TypeScript will throw an error ("An expression of type 'void' cannot be tested for truthiness.ts(1345)") with valid debugging code like:
const getFooPlusTwo = (foo) => console.log(foo) || foo + 2;
There are various hacks to work around that (adding +, ,, etc.) but they don't work in all circumstances ... and more importantly, they're unnecessary work for no benefit (JS works perfectly fine without them).
Most TypeScript rules can be turned off. Is there any TypeScript (or ESLint) rule that I can disable to make TypeScript not throw these errors?
You can augment global console object to make its methods return undefined instead of void. It's safe since console.log really returns undefined unconditionally. Just this (you can add other console methods here as well):
declare global {
interface Console {
log(msg: any, ...args: any[]): undefined;
}
}
const getFooPlusTwo = (foo: string) => console.log(foo) || foo + 2;
Playground Link (read this to understand declare global, you likely need that, but not in playground).

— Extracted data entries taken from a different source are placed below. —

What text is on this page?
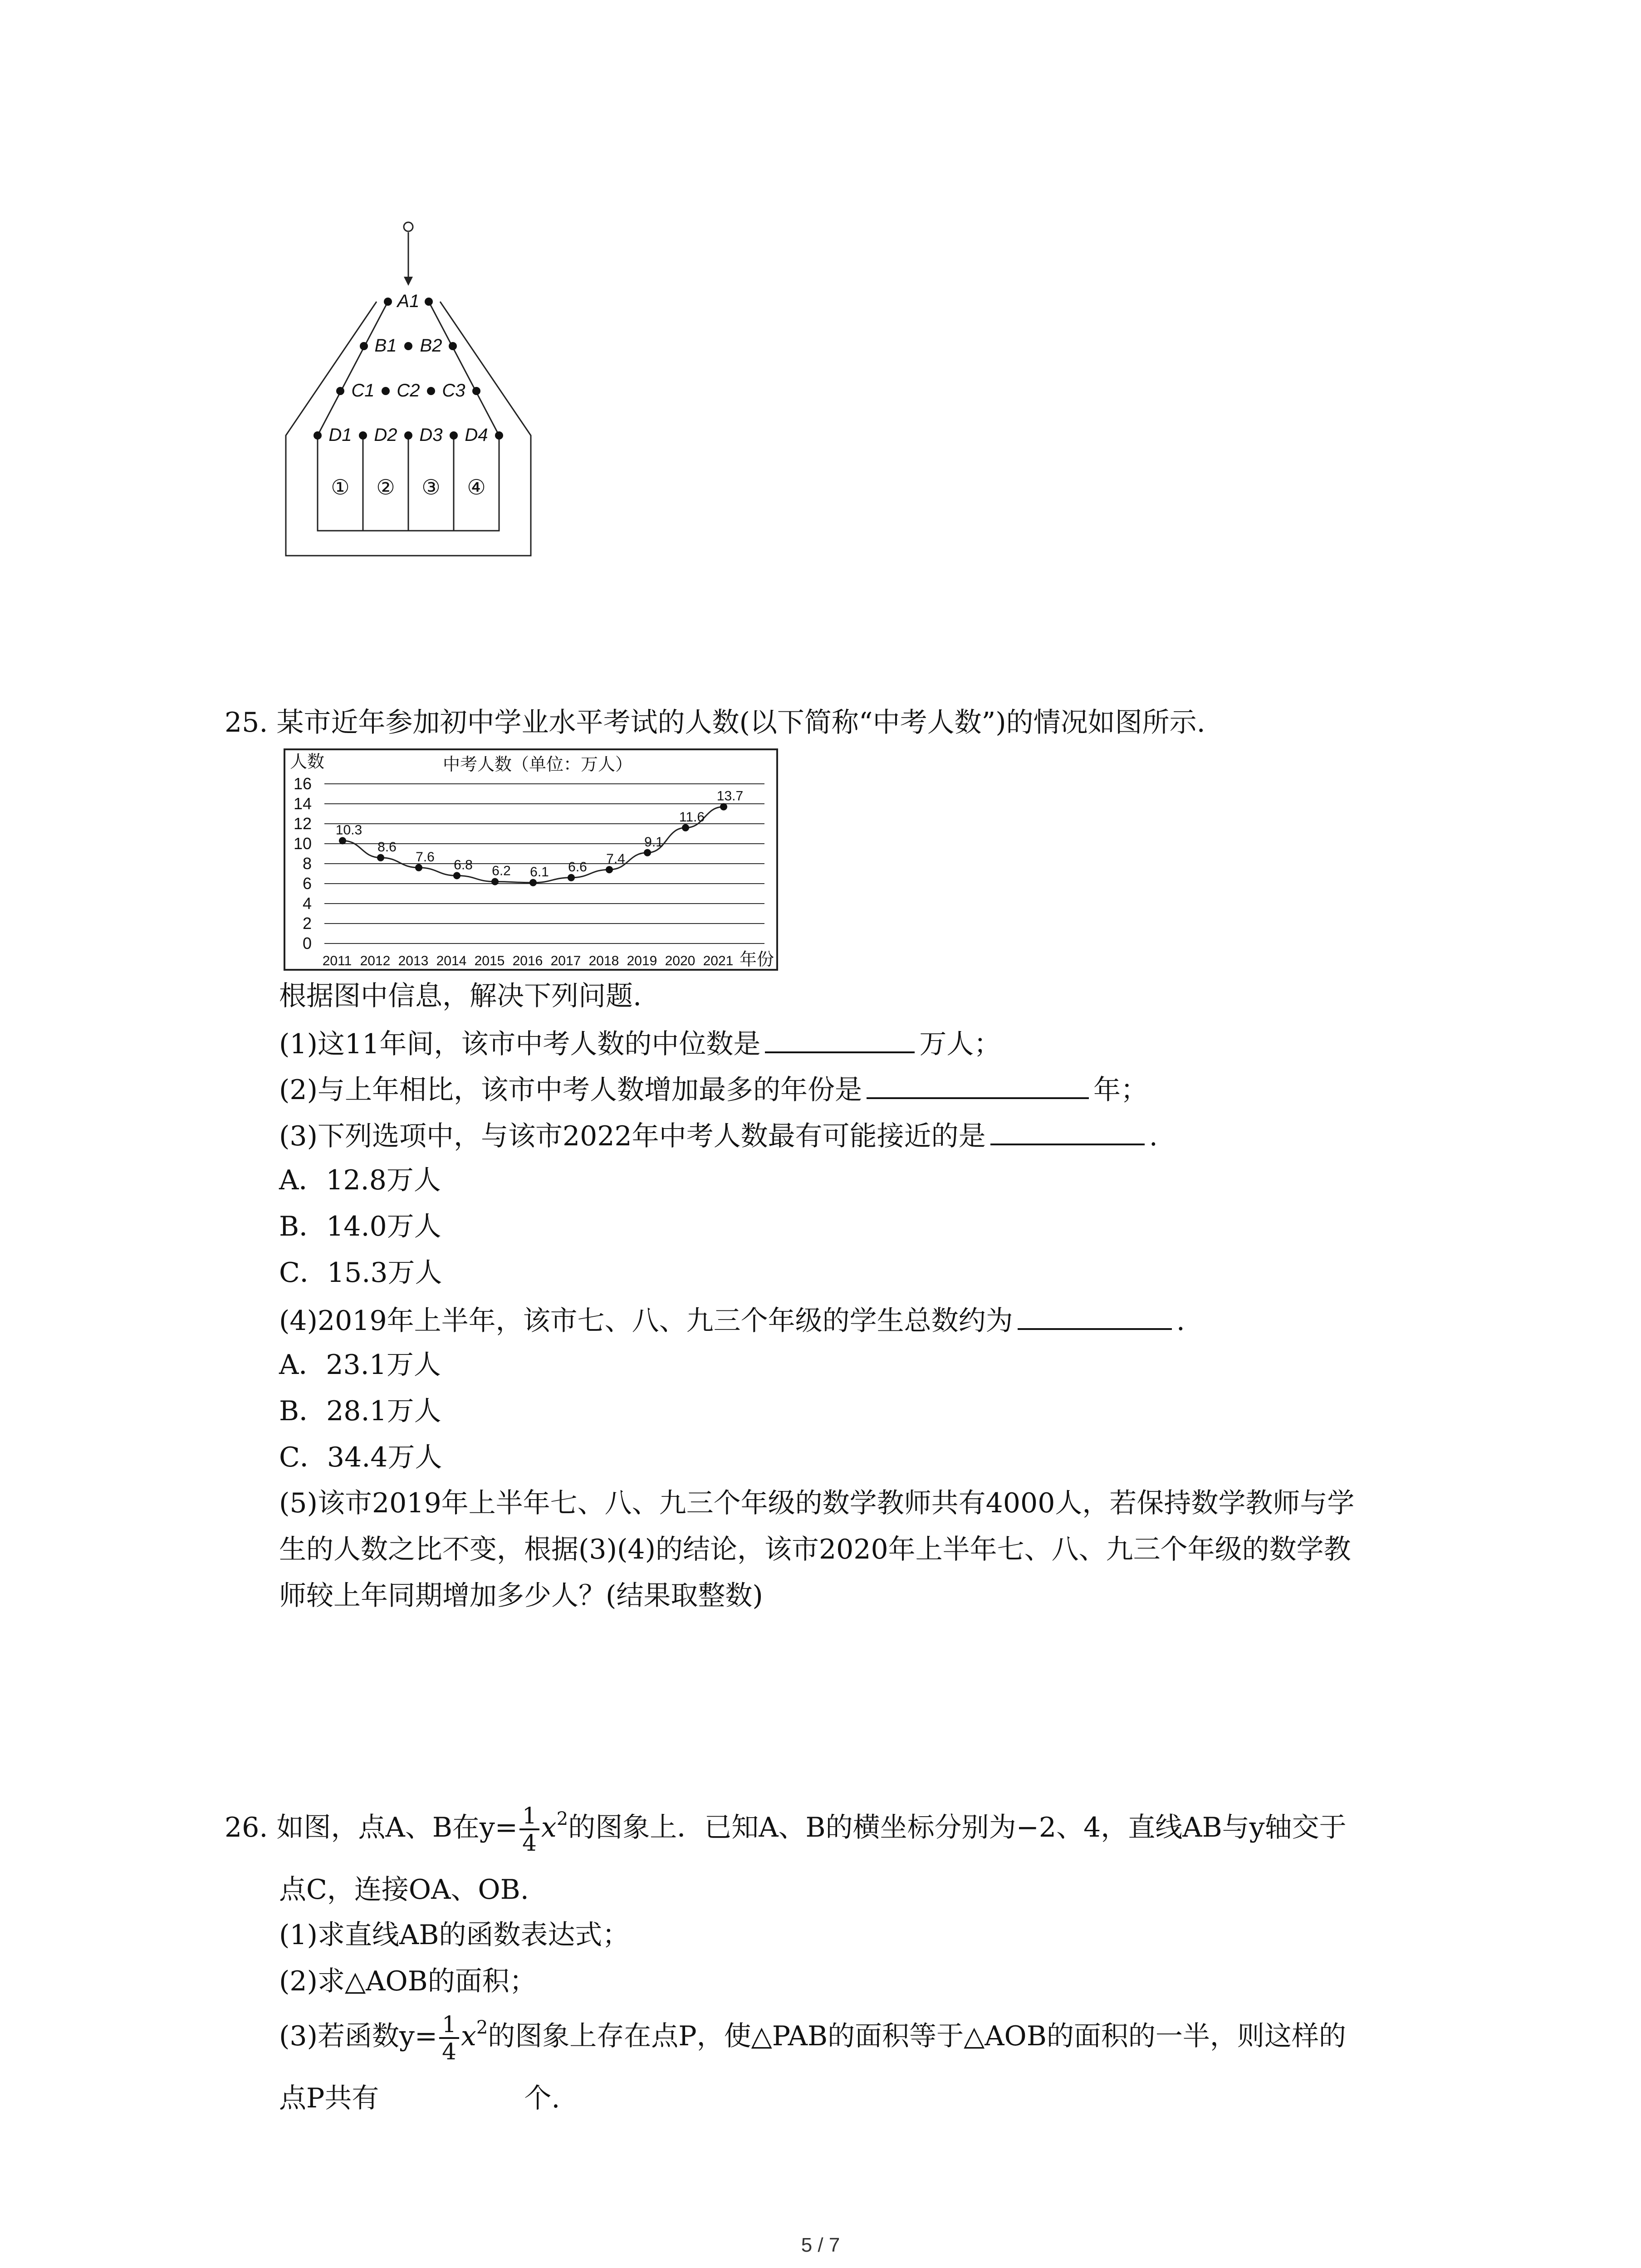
A1
B1 B2
C1 C2 C3
D1 D2 D3 D4
① ② ③ ④
25. 某市近年参加初中学业水平考试的人数(以下简称“中考人数”)的情况如图所示.
0
2
4
6
8
10
12
14
16
2011 2012 2013 2014 2015 2016 2017 2018 2019 2020 2021
10.3
8.6
7.6
6.8 6.2 6.1 6.6
7.4
9.1
11.6
13.7
中考人数（单位：万人）
人数
年份
根据图中信息，解决下列问题.
(1)这11年间，该市中考人数的中位数是	万人；
(2)与上年相比，该市中考人数增加最多的年份是	年；
(3)下列选项中，与该市2022年中考人数最有可能接近的是	.
A．12.8万人
B．14.0万人
C．15.3万人
(4)2019年上半年，该市七、八、九三个年级的学生总数约为	.
A．23.1万人
B．28.1万人
C．34.4万人
(5)该市2019年上半年七、八、九三个年级的数学教师共有4000人，若保持数学教师与学
生的人数之比不变，根据(3)(4)的结论，该市2020年上半年七、八、九三个年级的数学教
师较上年同期增加多少人？(结果取整数)
26. 如图，点A、B在$y= \frac{1}{4} x^2$的图象上．已知A、B的横坐标分别为−2、4，直线AB与y轴交于
点C，连接OA、OB.
(1)求直线AB的函数表达式；
(2)求△AOB的面积；
(3)若函数$y= \frac{1}{4} x^2$的图象上存在点P，使△PAB的面积等于△AOB的面积的一半，则这样的
点P共有	个.
5 / 7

This won't allow generally using void in such boolean chains, and that's probably good: if you accept a callback returning void, you can accidentally use it in callback() || 'something' and be disappointed when that callback returns 1.
function test(callback: () => void) {
return callback() || 'something'
}
test(() => 1)
"An expression of type 'void' cannot be tested for truthiness" is the only error typescript raises for the snippet above, so disabling it may really accept a broken code.